Deployment of a 2-metre scientific beam trawl used for the collection of mobile epibenthic species (photo: Fugro)
Fugro has completed a seabed survey for the Viking Link one of the longest DC electricity interconnectors that will link the UK and Danish electricity supplies.
The Viking Link, a joint venture between the UK’s National Grid and Denmark’s Energinet, is a proposed 1,400-megawatt high voltage direct current electricity link, which passes under the North Sea, from Revsing in Denmark, to Bicker Fenn in the UK. The interconnector will enable more effective use of renewable energy, access to sustainable electricity generation and improved security of electricity supplies.
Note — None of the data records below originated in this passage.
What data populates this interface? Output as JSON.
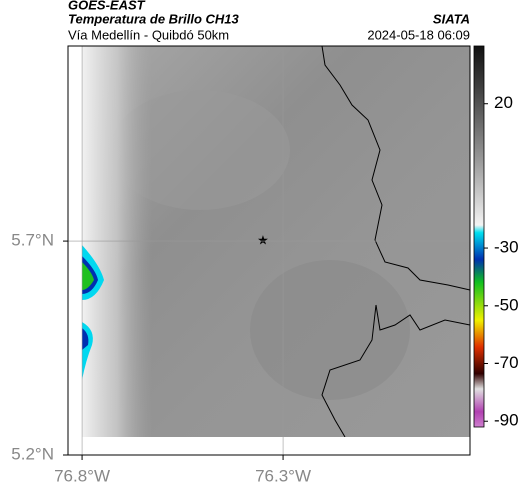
{
  "header": {
    "title": "GOES-EAST",
    "subtitle": "Temperatura de Brillo CH13",
    "location": "Vía Medellín - Quibdó 50km",
    "source": "SIATA",
    "timestamp": "2024-05-18 06:09"
  },
  "map": {
    "xlim": [
      -76.835,
      -75.835
    ],
    "ylim": [
      5.2,
      6.156
    ],
    "xticks": [
      {
        "value": -76.8,
        "label": "76.8°W"
      },
      {
        "value": -76.3,
        "label": "76.3°W"
      }
    ],
    "yticks": [
      {
        "value": 5.2,
        "label": "5.2°N"
      },
      {
        "value": 5.7,
        "label": "5.7°N"
      }
    ],
    "grid": true
  },
  "colorbar": {
    "lim": [
      40,
      -92
    ],
    "ticks": [
      20,
      -30,
      -50,
      -70,
      -90
    ]
  }
}
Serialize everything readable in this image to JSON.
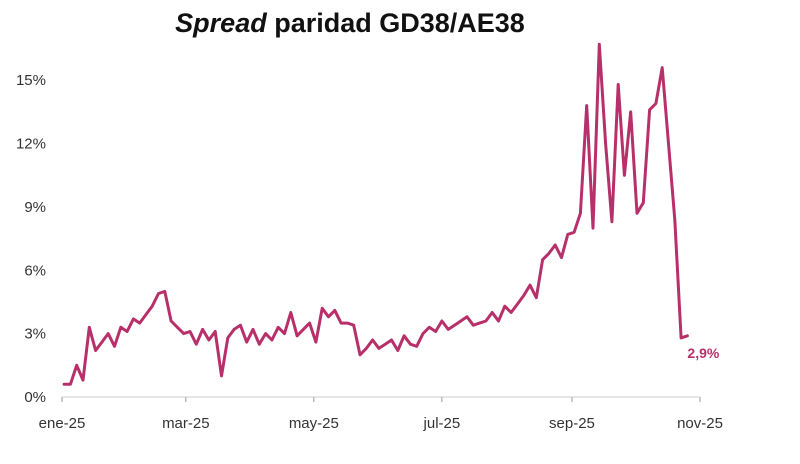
{
  "chart_data": {
    "type": "line",
    "title_emphasis": "Spread",
    "title_rest": " paridad GD38/AE38",
    "xlabel": "",
    "ylabel": "",
    "x_ticks": [
      "ene-25",
      "mar-25",
      "may-25",
      "jul-25",
      "sep-25",
      "nov-25"
    ],
    "y_ticks": [
      "0%",
      "3%",
      "6%",
      "9%",
      "12%",
      "15%"
    ],
    "ylim": [
      0,
      17
    ],
    "grid": false,
    "series_color": "#b8306a",
    "end_label": "2,9%",
    "x": [
      "2025-01-02",
      "2025-01-05",
      "2025-01-08",
      "2025-01-11",
      "2025-01-14",
      "2025-01-17",
      "2025-01-20",
      "2025-01-23",
      "2025-01-26",
      "2025-01-29",
      "2025-02-01",
      "2025-02-04",
      "2025-02-07",
      "2025-02-10",
      "2025-02-13",
      "2025-02-16",
      "2025-02-19",
      "2025-02-22",
      "2025-02-25",
      "2025-02-28",
      "2025-03-03",
      "2025-03-06",
      "2025-03-09",
      "2025-03-12",
      "2025-03-15",
      "2025-03-18",
      "2025-03-21",
      "2025-03-24",
      "2025-03-27",
      "2025-03-30",
      "2025-04-02",
      "2025-04-05",
      "2025-04-08",
      "2025-04-11",
      "2025-04-14",
      "2025-04-17",
      "2025-04-20",
      "2025-04-23",
      "2025-04-26",
      "2025-04-29",
      "2025-05-02",
      "2025-05-05",
      "2025-05-08",
      "2025-05-11",
      "2025-05-14",
      "2025-05-17",
      "2025-05-20",
      "2025-05-23",
      "2025-05-26",
      "2025-05-29",
      "2025-06-01",
      "2025-06-04",
      "2025-06-07",
      "2025-06-10",
      "2025-06-13",
      "2025-06-16",
      "2025-06-19",
      "2025-06-22",
      "2025-06-25",
      "2025-06-28",
      "2025-07-01",
      "2025-07-04",
      "2025-07-07",
      "2025-07-10",
      "2025-07-13",
      "2025-07-16",
      "2025-07-19",
      "2025-07-22",
      "2025-07-25",
      "2025-07-28",
      "2025-07-31",
      "2025-08-03",
      "2025-08-06",
      "2025-08-09",
      "2025-08-12",
      "2025-08-15",
      "2025-08-18",
      "2025-08-21",
      "2025-08-24",
      "2025-08-27",
      "2025-08-30",
      "2025-09-02",
      "2025-09-05",
      "2025-09-08",
      "2025-09-11",
      "2025-09-14",
      "2025-09-17",
      "2025-09-20",
      "2025-09-23",
      "2025-09-26",
      "2025-09-29",
      "2025-10-02",
      "2025-10-05",
      "2025-10-08",
      "2025-10-11",
      "2025-10-14",
      "2025-10-17",
      "2025-10-20",
      "2025-10-23",
      "2025-10-26"
    ],
    "values": [
      0.6,
      0.6,
      1.5,
      0.8,
      3.3,
      2.2,
      2.6,
      3.0,
      2.4,
      3.3,
      3.1,
      3.7,
      3.5,
      3.9,
      4.3,
      4.9,
      5.0,
      3.6,
      3.3,
      3.0,
      3.1,
      2.5,
      3.2,
      2.7,
      3.1,
      1.0,
      2.8,
      3.2,
      3.4,
      2.6,
      3.2,
      2.5,
      3.0,
      2.7,
      3.3,
      3.0,
      4.0,
      2.9,
      3.2,
      3.5,
      2.6,
      4.2,
      3.8,
      4.1,
      3.5,
      3.5,
      3.4,
      2.0,
      2.3,
      2.7,
      2.3,
      2.5,
      2.7,
      2.2,
      2.9,
      2.5,
      2.4,
      3.0,
      3.3,
      3.1,
      3.6,
      3.2,
      3.4,
      3.6,
      3.8,
      3.4,
      3.5,
      3.6,
      4.0,
      3.6,
      4.3,
      4.0,
      4.4,
      4.8,
      5.3,
      4.7,
      6.5,
      6.8,
      7.2,
      6.6,
      7.7,
      7.8,
      8.7,
      13.8,
      8.0,
      16.7,
      12.0,
      8.3,
      14.8,
      10.5,
      13.5,
      8.7,
      9.2,
      13.6,
      13.9,
      15.6,
      12.0,
      8.4,
      2.8,
      2.9
    ],
    "end_value": 2.9
  }
}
Awarded in February 2016, the contract to survey the 630-kilometre marine section of the interconnector’s route involved many of Fugro’s specialist disciplines. The survey started in March 2016 in Danish waters, and crossed the southern North Sea through German and Dutch territorial waters, before ending in the UK.
“With a vast workscope, this project demonstrates how we manage an array of specialist survey disciplines,” says Amy Bergman, Fugro’s Senior Project Manager. “Onshore, our work encompassed topographical and geophysical surveys at proposed landfalls in the UK and Denmark while offshore, we used 10 different survey vessels to perform inshore, near-shore and offshore geophysical surveys and geotechnical investigations.”
Water depth and sediment data were collected using multibeam echosounder, side scan sonar, magnetometer, pinger and sparker over the full corridor length of the link. Offshore and nearshore geotechnical investigations included vibrocore and cone penetration testing.
A remotely operated vehicle (ROV) was deployed to identify and locate subsea assets, such as cables and pipelines that cross the proposed Viking Link route, and measure the burial depth of the assets. The ROV also recorded video and multibeam echosounder data. To identify the ecological environment, Fugro carried out benthic investigations including grab samples and photography.
The survey was successfully completed in six months and the data gathered by Fugro will inform further feasibility assessments of the route’s viability. Construction on the Viking Link project is planned to start in 2018 and is planned to be operational by 2022.